Captain John Smith (c. January 1580–June 21, 1631) Admiral of New England was an English soldier, sailor, and author. He is remembered for his role in establishing the first permanent English settlement in North America at Jamestown, Virginia, and his brief association with the Native American girl Pocahontas during an altercation with the Powhatan Confederacy and her father, Chief Powhatan. He was a leader of the Virginia Colony (based at Jamestown) between September 1608 and August 1609, and led an exploration along the rivers of Virginia and the Chesapeake Bay.

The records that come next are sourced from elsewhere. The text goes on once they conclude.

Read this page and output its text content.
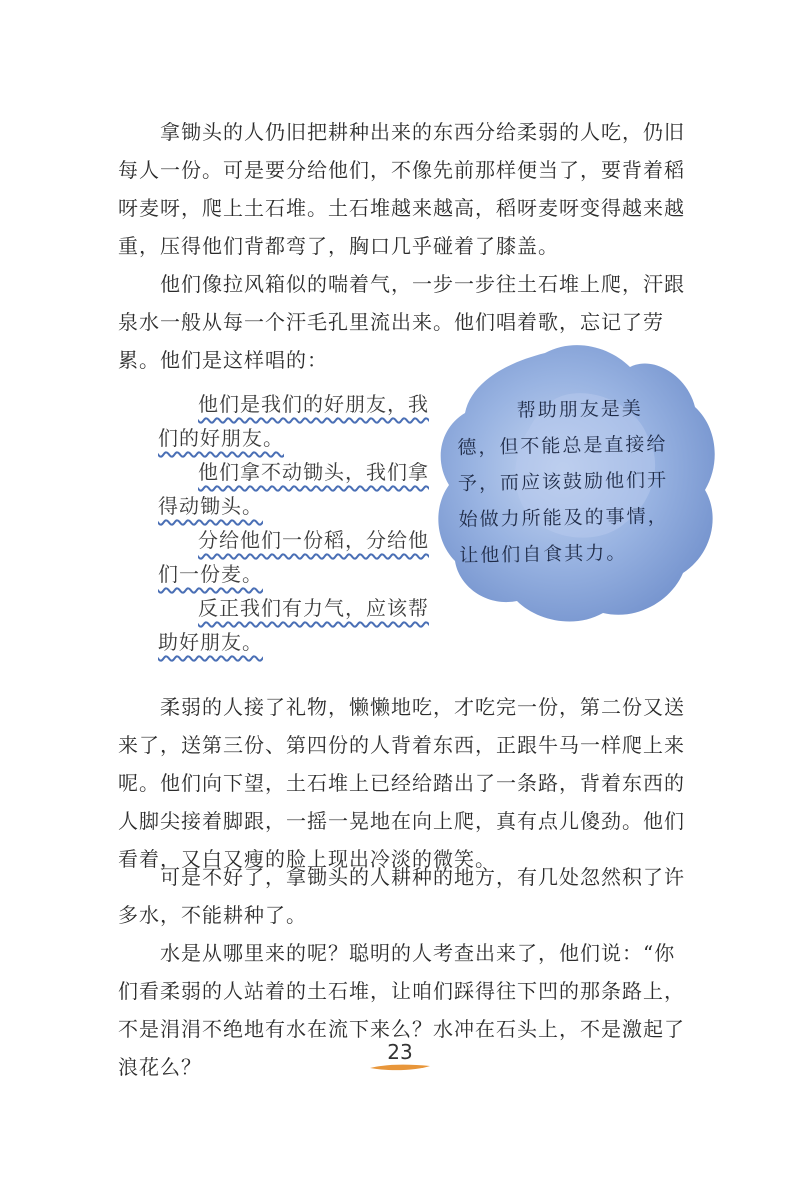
拿锄头的人仍旧把耕种出来的东西分给柔弱的人吃，仍旧每人一份。可是要分给他们，不像先前那样便当了，要背着稻呀麦呀，爬上土石堆。土石堆越来越高，稻呀麦呀变得越来越重，压得他们背都弯了，胸口几乎碰着了膝盖。

他们像拉风箱似的喘着气，一步一步往土石堆上爬，汗跟泉水一般从每一个汗毛孔里流出来。他们唱着歌，忘记了劳累。他们是这样唱的：

他们是我们的好朋友，我们的好朋友。

他们拿不动锄头，我们拿得动锄头。

分给他们一份稻，分给他们一份麦。

反正我们有力气，应该帮助好朋友。

帮助朋友是美德，但不能总是直接给予，而应该鼓励他们开始做力所能及的事情，让他们自食其力。

柔弱的人接了礼物，懒懒地吃，才吃完一份，第二份又送来了，送第三份、第四份的人背着东西，正跟牛马一样爬上来呢。他们向下望，土石堆上已经给踏出了一条路，背着东西的人脚尖接着脚跟，一摇一晃地在向上爬，真有点儿傻劲。他们看着，又白又瘦的脸上现出冷淡的微笑。

可是不好了，拿锄头的人耕种的地方，有几处忽然积了许多水，不能耕种了。

水是从哪里来的呢？聪明的人考查出来了，他们说：“你们看柔弱的人站着的土石堆，让咱们踩得往下凹的那条路上，不是涓涓不绝地有水在流下来么？水冲在石头上，不是激起了浪花么？

23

His books and maps may have been as important as his deeds, as they encouraged more Englishmen and women to follow the trail he had blazed and colonize the New World. He gave the name New England to that region, and encouraged people with the comment, "Here every man may be master and owner of his owne labour and land...If he have nothing but his hands, he may...by industrie quickly grow rich." His message attracted millions of people in the next four centuries.
We are set down 80 miles within a River,…[a] channel so stored with Sturgion and other sweete Fishe as no mans fortune hath euer possessed the like…The soil is most fruitful, laden with Oake, ashe, Wallnut tree, Popler, Pine, sweet woods, Cedar and others yet with out names that yealds gumes pleasant as Franckumcense, and experience amongest us for great virtue in healing green wounds and aches.”— Copy of a Letter from Virginia the Councell [sic] to the Councell [sic] of Virginia Here in England, June 22, 1607.